27. In respect of the time issue, the respondent submits that as the applicant states that he was notified of the Tribunal decision, which was sent on the 20th October, 2011, and as these proceedings were issued, out of time, on the 1st December, 2011, and as no explanation is given for the failure to institute the proceedings within time, there is no “good and sufficient reason” as would be required in order to extend the time pursuant to s. 5(2)(a) of the Illegal Immigrants (Trafficking) Act 2000. Accordingly, the respondents rely on the decision in G.K. v. Minister for Justice [2002] 2 I.R. 418, wherein Hardiman J. held as follows at p. 424:-
      “The application is grounded on two affidavits sworn by the applicants' present solicitor. Neither of these affidavits addresses in any way the question of the delay in applying to quash the decision of the 15th February, 2000.

      In those circumstances, no basis whatever for extending the time for proceedings in relation to the first decision has been put before the court, quite apart from any question of underlying merits.”

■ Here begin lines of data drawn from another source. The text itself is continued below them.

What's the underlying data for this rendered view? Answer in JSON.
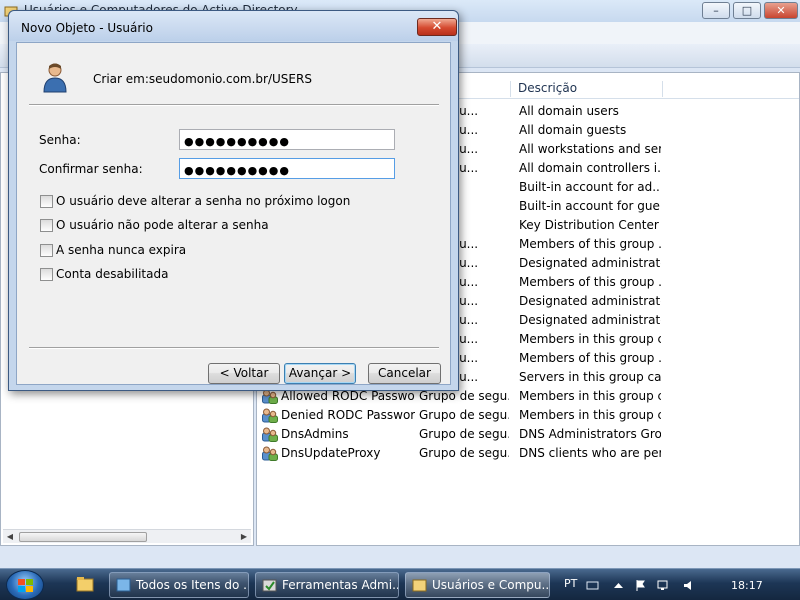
{
  "background_window": {
    "title": "Usuários e Computadores do Active Directory",
    "caption_buttons": [
      "–",
      "□",
      "✕"
    ]
  },
  "list": {
    "columns": [
      "Descrição"
    ],
    "rows": [
      {
        "name": "",
        "type": "de segu...",
        "desc": "All domain users"
      },
      {
        "name": "",
        "type": "de segu...",
        "desc": "All domain guests"
      },
      {
        "name": "",
        "type": "de segu...",
        "desc": "All workstations and ser..."
      },
      {
        "name": "",
        "type": "de segu...",
        "desc": "All domain controllers i..."
      },
      {
        "name": "",
        "type": "",
        "desc": "Built-in account for ad..."
      },
      {
        "name": "",
        "type": "",
        "desc": "Built-in account for gue..."
      },
      {
        "name": "",
        "type": "",
        "desc": "Key Distribution Center ..."
      },
      {
        "name": "",
        "type": "de segu...",
        "desc": "Members of this group ..."
      },
      {
        "name": "",
        "type": "de segu...",
        "desc": "Designated administrato..."
      },
      {
        "name": "",
        "type": "de segu...",
        "desc": "Members of this group ..."
      },
      {
        "name": "",
        "type": "de segu...",
        "desc": "Designated administrato..."
      },
      {
        "name": "",
        "type": "de segu...",
        "desc": "Designated administrato..."
      },
      {
        "name": "",
        "type": "de segu...",
        "desc": "Members in this group c..."
      },
      {
        "name": "",
        "type": "de segu...",
        "desc": "Members of this group ..."
      },
      {
        "name": "",
        "type": "de segu...",
        "desc": "Servers in this group can..."
      },
      {
        "name": "Allowed RODC Passwo...",
        "type": "Grupo de segu...",
        "desc": "Members in this group c..."
      },
      {
        "name": "Denied RODC Passwor...",
        "type": "Grupo de segu...",
        "desc": "Members in this group c..."
      },
      {
        "name": "DnsAdmins",
        "type": "Grupo de segu...",
        "desc": "DNS Administrators Gro..."
      },
      {
        "name": "DnsUpdateProxy",
        "type": "Grupo de segu...",
        "desc": "DNS clients who are per..."
      }
    ]
  },
  "dialog": {
    "title": "Novo Objeto - Usuário",
    "close_label": "✕",
    "create_in_label": "Criar em:",
    "create_in_path": "seudomonio.com.br/USERS",
    "password_label": "Senha:",
    "password_value": "●●●●●●●●●●",
    "confirm_label": "Confirmar senha:",
    "confirm_value": "●●●●●●●●●●",
    "options": [
      {
        "label": "O usuário deve alterar a senha no próximo logon",
        "checked": false
      },
      {
        "label": "O usuário não pode alterar a senha",
        "checked": false
      },
      {
        "label": "A senha nunca expira",
        "checked": false
      },
      {
        "label": "Conta desabilitada",
        "checked": false
      }
    ],
    "back_label": "< Voltar",
    "next_label": "Avançar >",
    "cancel_label": "Cancelar"
  },
  "taskbar": {
    "buttons": [
      {
        "label": "Todos os Itens do ..."
      },
      {
        "label": "Ferramentas Admi..."
      },
      {
        "label": "Usuários e Compu..."
      }
    ],
    "language": "PT",
    "clock": "18:17"
  },
  "colors": {
    "dialog_frame": "#c4d6ec",
    "close_red": "#d54a30",
    "taskbar": "#1d3656"
  },
  "icons": [
    "user-icon",
    "group-icon",
    "folder-icon",
    "windows-logo-icon",
    "flag-icon",
    "volume-icon",
    "network-icon"
  ]
}
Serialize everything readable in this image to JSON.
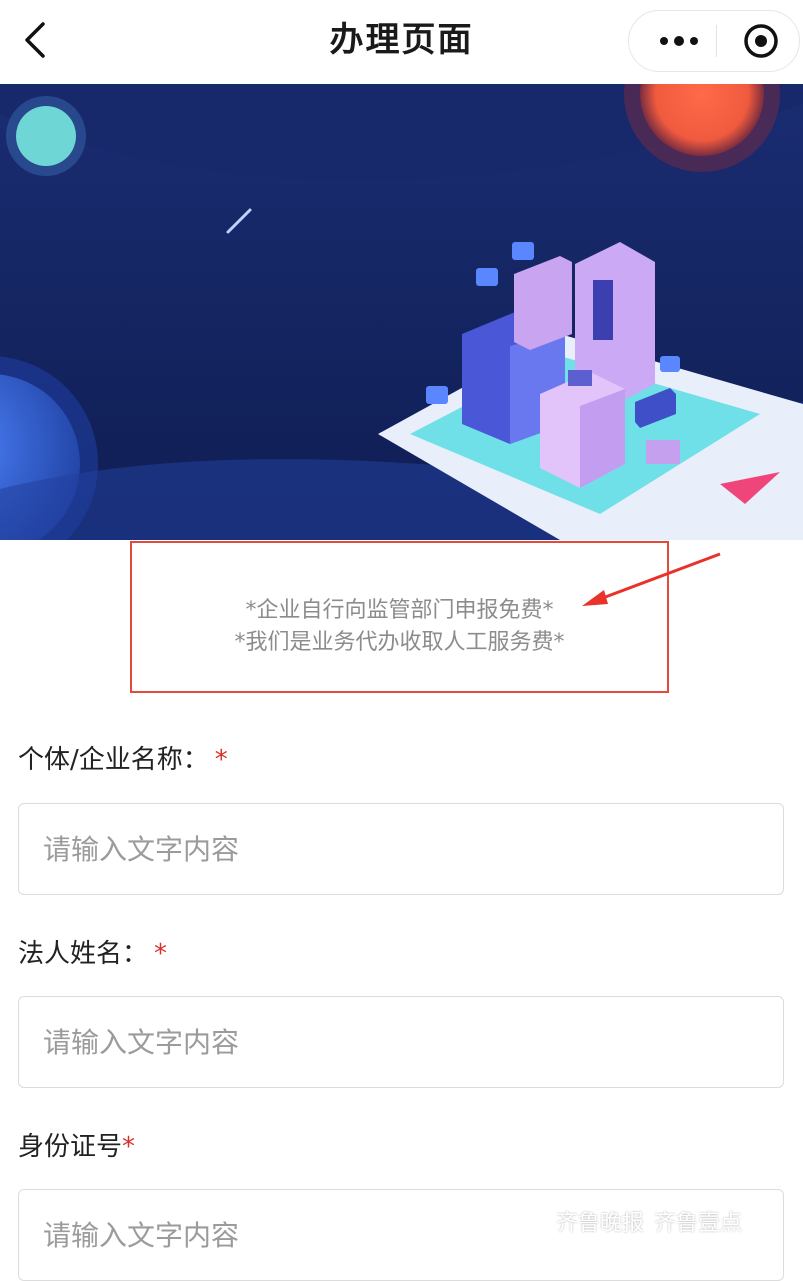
{
  "header": {
    "title": "办理页面",
    "back_icon": "chevron-left-icon",
    "more_icon": "more-dots-icon",
    "close_icon": "target-circle-icon"
  },
  "notice": {
    "line1": "*企业自行向监管部门申报免费*",
    "line2": "*我们是业务代办收取人工服务费*",
    "border_color": "#e24a3c"
  },
  "form": {
    "fields": [
      {
        "label": "个体/企业名称：",
        "required_mark": "*",
        "placeholder": "请输入文字内容"
      },
      {
        "label": "法人姓名：",
        "required_mark": "*",
        "placeholder": "请输入文字内容"
      },
      {
        "label": "身份证号",
        "required_mark": "*",
        "placeholder": "请输入文字内容"
      }
    ]
  },
  "watermark": {
    "text1": "齐鲁晚报",
    "text2": "齐鲁壹点"
  },
  "colors": {
    "banner_dark": "#13235e",
    "required": "#d9302c",
    "placeholder": "#9b9b9b"
  }
}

28. The Court acknowledges that it has no jurisdiction to extend time in the absence of some expression of “good and sufficient reason” being advanced by or on behalf of the applicant. Given that I have decided to refuse this application for judicial review on substantive grounds, I leave over to another case the question of whether the decsion of the Supreme Court in G.K. requires the reason for the extention of time to be on affidavit, as suggested by the respondent.

29. I refuse this application for judicial review.